Our dinghy got caught on a pole so we had to jiggle it away from that while trying to keep our bow from being blown downwind (which would have made it much harder to make that upwind turn before running in to the expensive yacht right in front of us), but we managed. And Charlotte did very well, keeping her calm and doing just the right things to resolve it all.

“My heart was beating so fast I thought it would jump out of my chest”, she said later, though, once we were out of the harbour.

(Well, during the ordeal she might have uttered some small curse words in Finnish also, but in a very calm and relaxed fashion, mind you!)

Watch Out for Coral Heads

The route from Nassau to Highborne Cay. Picture of the Explorer Chartbook.

The first leg from Nassau to the Exuma islands is 35 nautical miles of open sea sailing in shallow waters with scattered coral heads (small patches of coral that you very much don’t want to run into).
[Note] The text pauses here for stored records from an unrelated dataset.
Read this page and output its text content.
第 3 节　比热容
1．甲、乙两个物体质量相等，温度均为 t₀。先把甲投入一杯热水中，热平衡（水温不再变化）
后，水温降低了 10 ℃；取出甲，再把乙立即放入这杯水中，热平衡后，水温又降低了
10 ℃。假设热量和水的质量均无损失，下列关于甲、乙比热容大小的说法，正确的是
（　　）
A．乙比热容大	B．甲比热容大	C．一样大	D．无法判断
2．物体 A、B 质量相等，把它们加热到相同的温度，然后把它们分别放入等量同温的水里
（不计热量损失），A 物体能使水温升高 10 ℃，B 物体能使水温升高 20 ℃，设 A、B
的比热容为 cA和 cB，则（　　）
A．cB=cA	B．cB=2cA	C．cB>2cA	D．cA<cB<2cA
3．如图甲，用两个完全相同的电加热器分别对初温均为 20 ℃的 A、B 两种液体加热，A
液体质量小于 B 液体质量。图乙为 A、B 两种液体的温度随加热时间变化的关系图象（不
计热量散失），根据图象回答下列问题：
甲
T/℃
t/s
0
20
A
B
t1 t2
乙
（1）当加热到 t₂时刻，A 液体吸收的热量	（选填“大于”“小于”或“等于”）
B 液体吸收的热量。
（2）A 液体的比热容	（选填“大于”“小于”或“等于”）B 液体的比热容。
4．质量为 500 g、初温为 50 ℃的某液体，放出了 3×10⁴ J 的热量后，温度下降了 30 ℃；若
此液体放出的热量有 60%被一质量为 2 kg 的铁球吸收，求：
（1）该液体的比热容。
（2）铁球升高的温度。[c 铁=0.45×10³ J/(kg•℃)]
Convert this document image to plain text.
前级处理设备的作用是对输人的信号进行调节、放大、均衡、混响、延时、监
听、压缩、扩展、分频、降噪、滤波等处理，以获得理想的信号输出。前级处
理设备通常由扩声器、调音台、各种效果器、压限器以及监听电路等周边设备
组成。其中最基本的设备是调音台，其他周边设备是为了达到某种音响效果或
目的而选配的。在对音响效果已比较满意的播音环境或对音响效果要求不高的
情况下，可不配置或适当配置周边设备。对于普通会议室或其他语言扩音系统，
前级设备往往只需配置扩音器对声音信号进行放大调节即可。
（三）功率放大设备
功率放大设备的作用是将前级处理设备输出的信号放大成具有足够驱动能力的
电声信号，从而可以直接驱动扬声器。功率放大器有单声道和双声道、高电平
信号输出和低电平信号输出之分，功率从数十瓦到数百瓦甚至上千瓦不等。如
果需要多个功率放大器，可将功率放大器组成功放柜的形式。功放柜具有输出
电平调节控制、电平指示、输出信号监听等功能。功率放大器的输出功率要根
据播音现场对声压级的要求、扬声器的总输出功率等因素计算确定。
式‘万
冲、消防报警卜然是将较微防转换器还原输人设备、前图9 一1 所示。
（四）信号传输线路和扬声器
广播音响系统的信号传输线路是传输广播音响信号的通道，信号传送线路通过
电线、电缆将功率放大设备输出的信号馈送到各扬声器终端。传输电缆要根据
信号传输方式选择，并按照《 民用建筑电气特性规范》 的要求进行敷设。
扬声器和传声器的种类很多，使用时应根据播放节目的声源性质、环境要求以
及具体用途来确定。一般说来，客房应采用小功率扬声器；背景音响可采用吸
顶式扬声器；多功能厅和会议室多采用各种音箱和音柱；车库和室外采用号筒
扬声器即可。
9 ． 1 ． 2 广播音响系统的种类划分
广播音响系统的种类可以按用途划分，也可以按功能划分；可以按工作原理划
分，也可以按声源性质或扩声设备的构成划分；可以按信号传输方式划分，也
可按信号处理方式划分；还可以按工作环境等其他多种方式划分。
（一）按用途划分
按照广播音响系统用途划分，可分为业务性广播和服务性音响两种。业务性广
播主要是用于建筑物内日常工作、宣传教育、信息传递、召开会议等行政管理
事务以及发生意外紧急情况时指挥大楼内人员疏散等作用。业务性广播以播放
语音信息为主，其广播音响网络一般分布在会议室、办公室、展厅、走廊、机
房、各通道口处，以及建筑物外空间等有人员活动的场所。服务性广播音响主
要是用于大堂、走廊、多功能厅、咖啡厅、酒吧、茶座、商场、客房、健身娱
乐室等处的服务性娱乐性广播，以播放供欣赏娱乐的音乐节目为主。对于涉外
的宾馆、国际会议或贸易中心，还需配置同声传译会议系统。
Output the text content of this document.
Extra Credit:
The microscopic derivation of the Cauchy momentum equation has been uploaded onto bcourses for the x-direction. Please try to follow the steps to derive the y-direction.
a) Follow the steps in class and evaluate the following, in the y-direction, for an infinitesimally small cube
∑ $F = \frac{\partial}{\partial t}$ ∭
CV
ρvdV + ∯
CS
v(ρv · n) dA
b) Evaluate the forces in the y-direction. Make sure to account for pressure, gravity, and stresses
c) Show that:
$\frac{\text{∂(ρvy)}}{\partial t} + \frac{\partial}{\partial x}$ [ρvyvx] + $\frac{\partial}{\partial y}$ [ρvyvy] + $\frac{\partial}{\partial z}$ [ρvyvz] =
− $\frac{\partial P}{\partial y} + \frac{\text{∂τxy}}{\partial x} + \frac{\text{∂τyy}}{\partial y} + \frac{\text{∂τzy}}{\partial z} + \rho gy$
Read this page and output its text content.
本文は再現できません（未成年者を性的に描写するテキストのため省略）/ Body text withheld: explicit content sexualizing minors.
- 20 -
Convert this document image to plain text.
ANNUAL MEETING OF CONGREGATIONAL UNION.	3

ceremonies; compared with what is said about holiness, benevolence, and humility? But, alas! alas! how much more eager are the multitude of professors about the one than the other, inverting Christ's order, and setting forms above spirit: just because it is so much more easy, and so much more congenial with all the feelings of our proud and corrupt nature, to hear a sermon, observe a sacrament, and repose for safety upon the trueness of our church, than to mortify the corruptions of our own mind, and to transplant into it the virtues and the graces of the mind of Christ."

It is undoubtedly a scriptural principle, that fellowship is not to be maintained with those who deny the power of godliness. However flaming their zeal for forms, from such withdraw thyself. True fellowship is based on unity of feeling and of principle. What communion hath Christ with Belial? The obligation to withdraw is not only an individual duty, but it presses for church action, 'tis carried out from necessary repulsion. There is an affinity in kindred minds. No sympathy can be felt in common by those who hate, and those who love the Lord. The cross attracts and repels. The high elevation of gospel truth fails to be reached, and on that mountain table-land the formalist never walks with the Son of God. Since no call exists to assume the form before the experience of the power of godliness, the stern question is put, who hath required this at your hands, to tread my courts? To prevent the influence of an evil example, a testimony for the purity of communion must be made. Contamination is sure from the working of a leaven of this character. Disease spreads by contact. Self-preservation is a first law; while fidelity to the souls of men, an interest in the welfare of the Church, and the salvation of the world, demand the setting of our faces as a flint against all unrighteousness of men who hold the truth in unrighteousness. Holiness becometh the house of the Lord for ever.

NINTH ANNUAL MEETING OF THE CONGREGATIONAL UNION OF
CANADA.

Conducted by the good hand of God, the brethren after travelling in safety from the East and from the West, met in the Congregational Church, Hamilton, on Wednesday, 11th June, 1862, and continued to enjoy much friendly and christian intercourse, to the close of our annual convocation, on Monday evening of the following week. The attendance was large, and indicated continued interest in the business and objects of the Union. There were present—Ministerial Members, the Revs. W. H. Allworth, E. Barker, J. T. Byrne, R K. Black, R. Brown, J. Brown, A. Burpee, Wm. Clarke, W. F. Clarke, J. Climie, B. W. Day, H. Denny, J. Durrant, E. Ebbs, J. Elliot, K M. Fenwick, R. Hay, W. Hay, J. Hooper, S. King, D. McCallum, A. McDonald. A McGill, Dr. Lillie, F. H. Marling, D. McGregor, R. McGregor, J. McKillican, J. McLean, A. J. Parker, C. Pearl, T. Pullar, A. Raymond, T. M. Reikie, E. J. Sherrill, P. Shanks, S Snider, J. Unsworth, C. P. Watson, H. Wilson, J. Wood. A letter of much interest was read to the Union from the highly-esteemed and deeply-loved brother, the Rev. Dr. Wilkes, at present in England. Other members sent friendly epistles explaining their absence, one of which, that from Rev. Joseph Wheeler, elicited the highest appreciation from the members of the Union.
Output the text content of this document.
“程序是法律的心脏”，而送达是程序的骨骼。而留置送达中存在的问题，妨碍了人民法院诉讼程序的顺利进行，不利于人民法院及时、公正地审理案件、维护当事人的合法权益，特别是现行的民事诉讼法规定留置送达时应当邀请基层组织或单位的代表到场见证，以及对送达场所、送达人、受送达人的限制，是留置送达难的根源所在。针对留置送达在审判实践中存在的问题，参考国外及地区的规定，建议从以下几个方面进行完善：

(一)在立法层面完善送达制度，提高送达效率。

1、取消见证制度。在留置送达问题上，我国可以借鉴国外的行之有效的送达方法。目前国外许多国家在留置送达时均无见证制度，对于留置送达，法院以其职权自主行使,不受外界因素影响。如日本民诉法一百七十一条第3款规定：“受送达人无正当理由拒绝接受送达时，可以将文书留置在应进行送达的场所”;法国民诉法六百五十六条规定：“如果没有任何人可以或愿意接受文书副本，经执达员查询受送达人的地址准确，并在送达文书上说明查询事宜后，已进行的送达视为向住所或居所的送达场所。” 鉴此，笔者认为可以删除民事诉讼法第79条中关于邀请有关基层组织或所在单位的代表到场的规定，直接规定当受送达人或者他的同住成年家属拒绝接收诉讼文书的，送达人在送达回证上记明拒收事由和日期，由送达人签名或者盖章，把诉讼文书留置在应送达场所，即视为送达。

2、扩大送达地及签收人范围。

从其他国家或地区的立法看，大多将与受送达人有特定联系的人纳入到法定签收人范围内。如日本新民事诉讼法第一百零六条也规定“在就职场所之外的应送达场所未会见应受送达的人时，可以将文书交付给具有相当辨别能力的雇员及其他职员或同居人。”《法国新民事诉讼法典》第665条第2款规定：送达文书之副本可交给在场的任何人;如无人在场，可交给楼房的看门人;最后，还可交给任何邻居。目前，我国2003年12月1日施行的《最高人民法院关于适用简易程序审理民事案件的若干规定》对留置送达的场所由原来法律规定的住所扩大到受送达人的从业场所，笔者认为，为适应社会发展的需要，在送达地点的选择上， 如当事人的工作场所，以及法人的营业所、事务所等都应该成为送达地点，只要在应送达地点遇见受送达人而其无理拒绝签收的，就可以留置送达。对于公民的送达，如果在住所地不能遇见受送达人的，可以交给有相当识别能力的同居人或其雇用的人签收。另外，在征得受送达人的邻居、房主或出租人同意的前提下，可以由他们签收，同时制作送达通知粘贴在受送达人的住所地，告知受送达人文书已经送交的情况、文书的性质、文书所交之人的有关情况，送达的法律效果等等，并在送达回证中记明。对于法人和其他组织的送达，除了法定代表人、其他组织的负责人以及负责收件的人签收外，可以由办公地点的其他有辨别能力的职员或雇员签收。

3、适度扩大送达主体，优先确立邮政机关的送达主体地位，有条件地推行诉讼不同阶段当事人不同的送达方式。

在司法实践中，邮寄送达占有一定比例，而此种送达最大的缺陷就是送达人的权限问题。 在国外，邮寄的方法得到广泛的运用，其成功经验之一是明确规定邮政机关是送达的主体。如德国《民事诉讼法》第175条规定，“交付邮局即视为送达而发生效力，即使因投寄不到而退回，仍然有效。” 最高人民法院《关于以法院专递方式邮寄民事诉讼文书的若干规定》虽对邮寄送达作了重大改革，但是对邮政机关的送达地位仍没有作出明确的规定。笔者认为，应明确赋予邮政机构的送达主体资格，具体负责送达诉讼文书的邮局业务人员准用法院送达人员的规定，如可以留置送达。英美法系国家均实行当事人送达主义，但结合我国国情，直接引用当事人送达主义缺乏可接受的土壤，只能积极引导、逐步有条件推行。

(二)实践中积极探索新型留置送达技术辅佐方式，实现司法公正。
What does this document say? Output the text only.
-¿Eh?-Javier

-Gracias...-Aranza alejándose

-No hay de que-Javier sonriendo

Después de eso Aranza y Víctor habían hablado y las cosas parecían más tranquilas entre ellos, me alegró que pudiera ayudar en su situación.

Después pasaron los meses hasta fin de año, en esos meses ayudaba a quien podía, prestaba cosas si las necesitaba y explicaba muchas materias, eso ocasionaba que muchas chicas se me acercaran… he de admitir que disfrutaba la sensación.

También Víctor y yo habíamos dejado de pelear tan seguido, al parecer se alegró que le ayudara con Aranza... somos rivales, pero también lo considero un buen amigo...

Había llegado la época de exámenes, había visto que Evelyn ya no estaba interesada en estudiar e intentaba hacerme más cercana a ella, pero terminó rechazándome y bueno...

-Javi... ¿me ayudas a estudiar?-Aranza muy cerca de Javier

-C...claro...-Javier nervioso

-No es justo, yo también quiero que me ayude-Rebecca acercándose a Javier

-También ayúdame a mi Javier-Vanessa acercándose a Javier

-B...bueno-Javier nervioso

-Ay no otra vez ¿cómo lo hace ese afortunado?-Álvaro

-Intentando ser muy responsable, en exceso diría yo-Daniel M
The coral heads are a bit scary because when the conditions aren’t ideal it’s really hard to spot them. Polarized glasses are a must (to reduce sun glare and get better visibility to what’s beneath the surface), but if it’s cloudy or the sun shines from the wrong directions, or if there are a significant amount of waves, you just don’t see them before being right on top of them, and then it might be too late.

What we found really useful, though, was an app called Ovitalmap. All modern navigation apps come with satellite imagery, but Ovitalmap is (as far as I know) the only one with offline satellite imagery capabilities. This is a must-have because there is no cell coverage during the crossing.

Easy coral head navigation. Stay away from the dark spots!
(By the way, the Bing satellite images were much better than Google’s for this area.)


“Oh crap!”

“What now?”, Charlotte said.

“The dinghy! It got loose! We lost the dinghy!!”, I shouted.

Apparently, when messing around with the dinghy leaving the marina, I had failed to secure it well enough.

I also failed at the situation comedy and didn’t shout “Wilsoooon!” when seeing the small white dot distancing itself from us into the horizon. I clearly am not as funny as I thought I was.

Unlike Tom Hanks in Castaway, though, we did have a steering wheel and an engine, so back we went.

There were some waves messing with everything, so it wasn’t enormously easy to catch it, but we did. And I did an extra good job of securing it to the cleat. And then at double checking it for a couple of times every five minutes after that.

It’s embarrassing, obviously, so please just look at my new red shoes. They are pretty nice, right? Charlotte bought them for me since my previous ones had big holes in them.

Finally We Are Sailing!

After getting out of the densest coral head forest and over the shallowest banks (the most legendary called Yellow Bank with depths just more than 2m in some places) we finally got to hoist the sails.

Charlotte was quite seasick for the whole trip so things weren’t perfect by a long shot. But still, it was such a nice moment to finally be able to move by wind instead of humble diesel. The movement of the boat got less jerky as well, and I hope that made it a bit better, or at least a bit less terrible for her.


Anchor Down West of Highborne Cay

After a few hours of upwind sailing and some motoring dead upwind we reached our first destination, Highborne Cay, and dropped anchor in the middle of a bunch of other boats (most quite a bit larger motor yachts).

Our first sailing day was a conflicting one, because of Charlotte feeling so sick, but we did get to sail together for the very first time and we did get safely to where we wanted. And we did hope that a good night’s sleep would do the trick and that the next day would be a lot better.

Sun sets west of Highborne Cay, behind one of our neighbor yachts.